Rahma conceived the project following the premiere of his earlier comedy short Out of Order (directed by New York Nico at the Tribeca Festival). Wanting to depart from overt comedy, Rahma cited the 1995 French film La Haine as an influence, collaborating with Neely after she responded to his social-media post about making a dialogue-driven New York story.

Rahma described Or Something as “a timeless and beautiful piece of cinema” made on a limited budget, emphasizing his punk-rock, DIY ethos toward filmmaking.

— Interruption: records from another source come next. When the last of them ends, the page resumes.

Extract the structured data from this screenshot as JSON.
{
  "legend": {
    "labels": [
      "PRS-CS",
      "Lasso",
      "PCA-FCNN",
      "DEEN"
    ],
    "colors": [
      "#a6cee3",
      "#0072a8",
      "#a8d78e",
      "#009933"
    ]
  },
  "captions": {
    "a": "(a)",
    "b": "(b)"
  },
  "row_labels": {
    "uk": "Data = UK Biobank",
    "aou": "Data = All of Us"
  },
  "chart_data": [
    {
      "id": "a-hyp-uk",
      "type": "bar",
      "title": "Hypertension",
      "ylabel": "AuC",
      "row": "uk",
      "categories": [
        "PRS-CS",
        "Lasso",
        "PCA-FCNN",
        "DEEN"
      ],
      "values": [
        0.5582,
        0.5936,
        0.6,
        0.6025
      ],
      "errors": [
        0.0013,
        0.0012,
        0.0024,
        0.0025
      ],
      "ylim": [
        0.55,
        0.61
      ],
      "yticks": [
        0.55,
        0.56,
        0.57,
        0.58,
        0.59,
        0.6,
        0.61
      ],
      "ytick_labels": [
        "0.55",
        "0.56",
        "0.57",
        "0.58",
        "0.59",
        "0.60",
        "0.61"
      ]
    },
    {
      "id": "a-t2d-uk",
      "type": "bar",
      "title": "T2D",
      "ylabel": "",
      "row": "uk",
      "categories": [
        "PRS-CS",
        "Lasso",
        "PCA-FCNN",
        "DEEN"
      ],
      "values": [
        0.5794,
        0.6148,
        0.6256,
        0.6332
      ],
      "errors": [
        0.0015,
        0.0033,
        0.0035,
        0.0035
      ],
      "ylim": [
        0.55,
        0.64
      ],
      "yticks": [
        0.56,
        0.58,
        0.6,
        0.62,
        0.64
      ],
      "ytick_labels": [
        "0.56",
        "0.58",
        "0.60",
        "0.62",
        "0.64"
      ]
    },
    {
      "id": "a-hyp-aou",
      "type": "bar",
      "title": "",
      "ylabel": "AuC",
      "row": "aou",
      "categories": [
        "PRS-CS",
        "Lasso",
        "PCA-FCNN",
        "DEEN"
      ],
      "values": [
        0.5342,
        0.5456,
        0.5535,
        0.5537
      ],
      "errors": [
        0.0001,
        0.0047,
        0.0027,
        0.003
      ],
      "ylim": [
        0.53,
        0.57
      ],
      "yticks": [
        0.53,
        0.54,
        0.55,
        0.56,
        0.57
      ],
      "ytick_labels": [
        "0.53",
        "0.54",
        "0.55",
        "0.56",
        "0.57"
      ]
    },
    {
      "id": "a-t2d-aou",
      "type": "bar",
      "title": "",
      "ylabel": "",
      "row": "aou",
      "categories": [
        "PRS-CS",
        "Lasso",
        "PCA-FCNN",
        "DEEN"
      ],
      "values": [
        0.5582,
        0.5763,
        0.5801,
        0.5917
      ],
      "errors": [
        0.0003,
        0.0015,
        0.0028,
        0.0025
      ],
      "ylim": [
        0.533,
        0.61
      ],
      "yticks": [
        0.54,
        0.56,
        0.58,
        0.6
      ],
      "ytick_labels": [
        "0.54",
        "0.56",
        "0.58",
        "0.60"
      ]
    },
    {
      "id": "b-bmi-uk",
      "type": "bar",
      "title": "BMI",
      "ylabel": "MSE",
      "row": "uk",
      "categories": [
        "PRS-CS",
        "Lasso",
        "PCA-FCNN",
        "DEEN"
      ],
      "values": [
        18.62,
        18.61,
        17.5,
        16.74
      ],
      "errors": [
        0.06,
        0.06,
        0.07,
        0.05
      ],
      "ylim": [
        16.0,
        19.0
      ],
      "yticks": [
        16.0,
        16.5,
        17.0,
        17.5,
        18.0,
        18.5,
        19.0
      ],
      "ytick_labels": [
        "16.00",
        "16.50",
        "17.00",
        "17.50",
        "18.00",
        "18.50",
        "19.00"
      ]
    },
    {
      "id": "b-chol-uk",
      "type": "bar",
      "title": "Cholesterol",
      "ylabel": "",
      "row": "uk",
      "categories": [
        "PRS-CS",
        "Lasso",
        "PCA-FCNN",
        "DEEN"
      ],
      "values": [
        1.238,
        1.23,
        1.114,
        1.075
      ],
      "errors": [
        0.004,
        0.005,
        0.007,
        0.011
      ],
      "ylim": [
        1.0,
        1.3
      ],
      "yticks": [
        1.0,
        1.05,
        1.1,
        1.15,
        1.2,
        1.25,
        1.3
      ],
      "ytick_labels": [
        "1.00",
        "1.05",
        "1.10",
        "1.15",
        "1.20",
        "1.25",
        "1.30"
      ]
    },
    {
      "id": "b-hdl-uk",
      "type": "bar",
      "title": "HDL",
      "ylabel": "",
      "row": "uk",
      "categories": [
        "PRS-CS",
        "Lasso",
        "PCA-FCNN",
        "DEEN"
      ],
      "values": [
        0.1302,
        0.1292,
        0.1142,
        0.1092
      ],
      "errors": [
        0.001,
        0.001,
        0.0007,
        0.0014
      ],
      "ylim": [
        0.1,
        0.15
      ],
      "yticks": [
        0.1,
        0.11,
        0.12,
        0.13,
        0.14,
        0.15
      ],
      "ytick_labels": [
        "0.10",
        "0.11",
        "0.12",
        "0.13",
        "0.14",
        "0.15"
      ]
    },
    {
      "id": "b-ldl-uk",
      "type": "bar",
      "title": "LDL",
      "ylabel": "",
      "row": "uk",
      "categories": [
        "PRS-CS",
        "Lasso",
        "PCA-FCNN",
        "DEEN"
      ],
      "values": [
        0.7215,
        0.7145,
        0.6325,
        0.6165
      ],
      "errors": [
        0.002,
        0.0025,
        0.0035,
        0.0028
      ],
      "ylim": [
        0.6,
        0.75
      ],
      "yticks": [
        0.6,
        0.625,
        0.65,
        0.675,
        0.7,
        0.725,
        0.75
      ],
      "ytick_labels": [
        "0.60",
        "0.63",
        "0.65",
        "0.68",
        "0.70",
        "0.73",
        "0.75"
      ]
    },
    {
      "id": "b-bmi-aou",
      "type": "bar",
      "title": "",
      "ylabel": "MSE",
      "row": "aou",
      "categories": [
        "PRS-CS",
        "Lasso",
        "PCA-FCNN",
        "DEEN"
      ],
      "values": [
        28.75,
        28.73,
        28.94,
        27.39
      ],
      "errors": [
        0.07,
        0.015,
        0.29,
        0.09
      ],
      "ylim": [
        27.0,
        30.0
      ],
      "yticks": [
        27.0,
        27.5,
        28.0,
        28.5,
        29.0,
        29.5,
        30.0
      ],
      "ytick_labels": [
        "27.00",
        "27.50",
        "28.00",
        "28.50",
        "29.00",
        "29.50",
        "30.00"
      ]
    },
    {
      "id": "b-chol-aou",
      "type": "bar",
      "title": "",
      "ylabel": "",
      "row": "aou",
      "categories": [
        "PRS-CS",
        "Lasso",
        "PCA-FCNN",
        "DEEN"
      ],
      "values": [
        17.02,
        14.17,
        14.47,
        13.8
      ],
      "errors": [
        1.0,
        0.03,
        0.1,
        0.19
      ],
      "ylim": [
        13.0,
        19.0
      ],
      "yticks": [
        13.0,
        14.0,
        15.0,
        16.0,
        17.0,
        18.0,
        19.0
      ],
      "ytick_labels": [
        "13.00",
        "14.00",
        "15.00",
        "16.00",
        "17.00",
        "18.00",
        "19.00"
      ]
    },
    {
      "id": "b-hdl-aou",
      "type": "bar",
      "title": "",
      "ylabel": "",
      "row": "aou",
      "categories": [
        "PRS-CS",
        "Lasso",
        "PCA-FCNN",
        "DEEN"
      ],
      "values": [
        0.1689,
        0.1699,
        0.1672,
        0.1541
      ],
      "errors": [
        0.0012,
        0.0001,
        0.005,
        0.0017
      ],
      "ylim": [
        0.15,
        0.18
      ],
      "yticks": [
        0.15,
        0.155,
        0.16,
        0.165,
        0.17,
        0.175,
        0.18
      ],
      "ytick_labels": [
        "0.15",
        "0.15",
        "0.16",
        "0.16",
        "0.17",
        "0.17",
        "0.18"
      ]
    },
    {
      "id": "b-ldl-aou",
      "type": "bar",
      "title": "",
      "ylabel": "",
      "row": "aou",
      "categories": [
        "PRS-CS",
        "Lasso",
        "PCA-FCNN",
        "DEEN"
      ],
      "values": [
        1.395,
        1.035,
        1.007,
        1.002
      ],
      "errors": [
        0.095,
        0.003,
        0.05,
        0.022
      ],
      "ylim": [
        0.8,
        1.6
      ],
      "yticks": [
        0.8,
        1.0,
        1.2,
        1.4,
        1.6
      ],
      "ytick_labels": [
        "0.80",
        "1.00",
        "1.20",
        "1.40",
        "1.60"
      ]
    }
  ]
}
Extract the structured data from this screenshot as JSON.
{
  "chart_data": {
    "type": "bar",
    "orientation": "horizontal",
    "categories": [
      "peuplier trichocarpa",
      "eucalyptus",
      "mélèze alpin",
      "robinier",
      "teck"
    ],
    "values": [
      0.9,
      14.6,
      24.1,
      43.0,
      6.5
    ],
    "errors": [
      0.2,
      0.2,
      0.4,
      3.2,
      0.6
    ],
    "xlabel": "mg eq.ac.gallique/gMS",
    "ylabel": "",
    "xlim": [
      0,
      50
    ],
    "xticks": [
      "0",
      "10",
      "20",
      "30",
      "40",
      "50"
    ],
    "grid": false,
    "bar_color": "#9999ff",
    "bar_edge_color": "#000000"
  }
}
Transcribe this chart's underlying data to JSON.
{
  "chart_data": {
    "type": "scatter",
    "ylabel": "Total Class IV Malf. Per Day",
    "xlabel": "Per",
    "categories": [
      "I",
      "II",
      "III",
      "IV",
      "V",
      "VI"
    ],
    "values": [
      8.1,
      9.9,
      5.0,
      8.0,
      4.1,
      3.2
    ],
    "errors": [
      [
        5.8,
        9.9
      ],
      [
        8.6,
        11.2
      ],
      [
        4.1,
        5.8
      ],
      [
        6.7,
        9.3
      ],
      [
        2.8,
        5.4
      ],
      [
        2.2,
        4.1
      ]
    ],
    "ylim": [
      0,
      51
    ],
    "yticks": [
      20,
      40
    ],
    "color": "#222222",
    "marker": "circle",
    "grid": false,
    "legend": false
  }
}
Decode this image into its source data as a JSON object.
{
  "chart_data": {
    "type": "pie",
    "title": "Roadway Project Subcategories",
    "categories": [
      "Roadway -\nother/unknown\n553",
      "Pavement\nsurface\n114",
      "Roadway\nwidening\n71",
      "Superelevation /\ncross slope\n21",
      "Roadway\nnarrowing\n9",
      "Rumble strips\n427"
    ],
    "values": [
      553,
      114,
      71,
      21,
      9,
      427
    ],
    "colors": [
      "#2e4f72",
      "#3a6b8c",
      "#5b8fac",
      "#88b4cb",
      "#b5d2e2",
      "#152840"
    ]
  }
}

==== Keep the Meter Running (2022–present) ====
Rahma’s Keep the Meter Running debuted on TikTok in 2022 as a “hyperlocal, hyperpersonal” travel series exploring New York City through its taxi drivers. Each episode begins with Rahma instructing a cab driver, “Take me to your favorite place—and keep the meter running.” Together they visit restaurants and neighborhoods representing the driver’s heritage, including Ghanaian, Pakistani, and Caribbean eateries.

Described by Vanity Fairs Yohana Desta as reminiscent of Anthony Bourdain: Parts Unknown, the show pairs humor with human connection. Rahma concludes each ride by paying the full fare, sometimes several hundred dollars, and tipping generously, a gesture widely praised by viewers and drivers alike.

The series gained millions of views and has been recognized for its warmth, spontaneity, and documentary value in portraying the lives of immigrant New Yorkers.

==== Subway Takes (2023–present) ====

Launched in 2023, Subway Takes is a viral interview series created and hosted by Rahma, filmed on the New York City subway. Each episode features Rahma asking a passenger or celebrity, “So, what’s your take?” Guests—ranging from ordinary commuters to figures such as Cate Blanchett, Ramy Youssef, and David Byrne—offer a brief opinion, to which Rahma responds either “100 percent agree” or “100 percent disagree.”

The show’s signature microphones disguised as MetroCards, its unfiltered spontaneity, and Rahma’s empathetic humor earned comparisons to The Tonight Show and Humans of New York.

Profiles in The New Yorker, Rolling Stone, and W Magazine praised the project as "wholesome, relatable comedy" and "a snapshot of New York humanity". Despite occasional political moments such as an unreleased Vice President Kamala Harris segment, Rahma has emphasized that the show’s goal is connection rather than controversy.

==== Tonight's Special (2025) ====
In 2025 Rahma partnered with comedian Johnny Gaffney and director John Connor Hammond for Tonight's Special, a hybrid stand-up special released on YouTube's Omeleto channel.

Set in Brooklyn's iconic Kellogg's Diner, the project combines elements of live stand-up, ensemble comedy, and narrative film. The special features Rahma, Gaffney, Sahib Singh, Nina Tarr, Jason Choi, Andrew Casertano, and Janeane Garofalo.

According to Rahma, the show aims to "reimagine the comedy special" by blending cinematic storytelling with the spontaneity of live performance. Broadway World and V13 Media described Tonight's Special as a "one-of-a-kind comedy experience" that captures the energy and eccentricity of late-night New York.

==== Kareem Rahma & Tiny Gun (2024–present) ====
Kareem Rahma & Tiny Gun is Rahma's rock band formed with guitarist Tyler McCauley, drummer Dale Eisinger (YVETTE), guitarist Joe Tirabassi (Darlings), and bassist Matt Morello (Mr. Dream).

Atwood Magazine described the group's music as "raw, physical, and very New York", citing tracks such as "No Worries If Not" and "Baby I Could Never Win". Rahma emphasized that the project channels his lifelong devotion to "fun, fun, fun", while tackling themes of identity, rebellion, and humor.

== Awards ==

- In 2025 he received a Carnegie Corporation of New York Great Immigrant Award.
- He was featured as one of "7 People Who Made New York City a Better Place" by The New York Times
- He was named in Time Magazine's 2025 TIME100 creator's list.
- In 2024 he was featured on The Hollywood Reporter’s A-List of Top 50 Most Influential Influencers.

==Personal life==
Rahma is married to Karina Muslimova. The couple welcomed a daughter in February 2024. He is Muslim.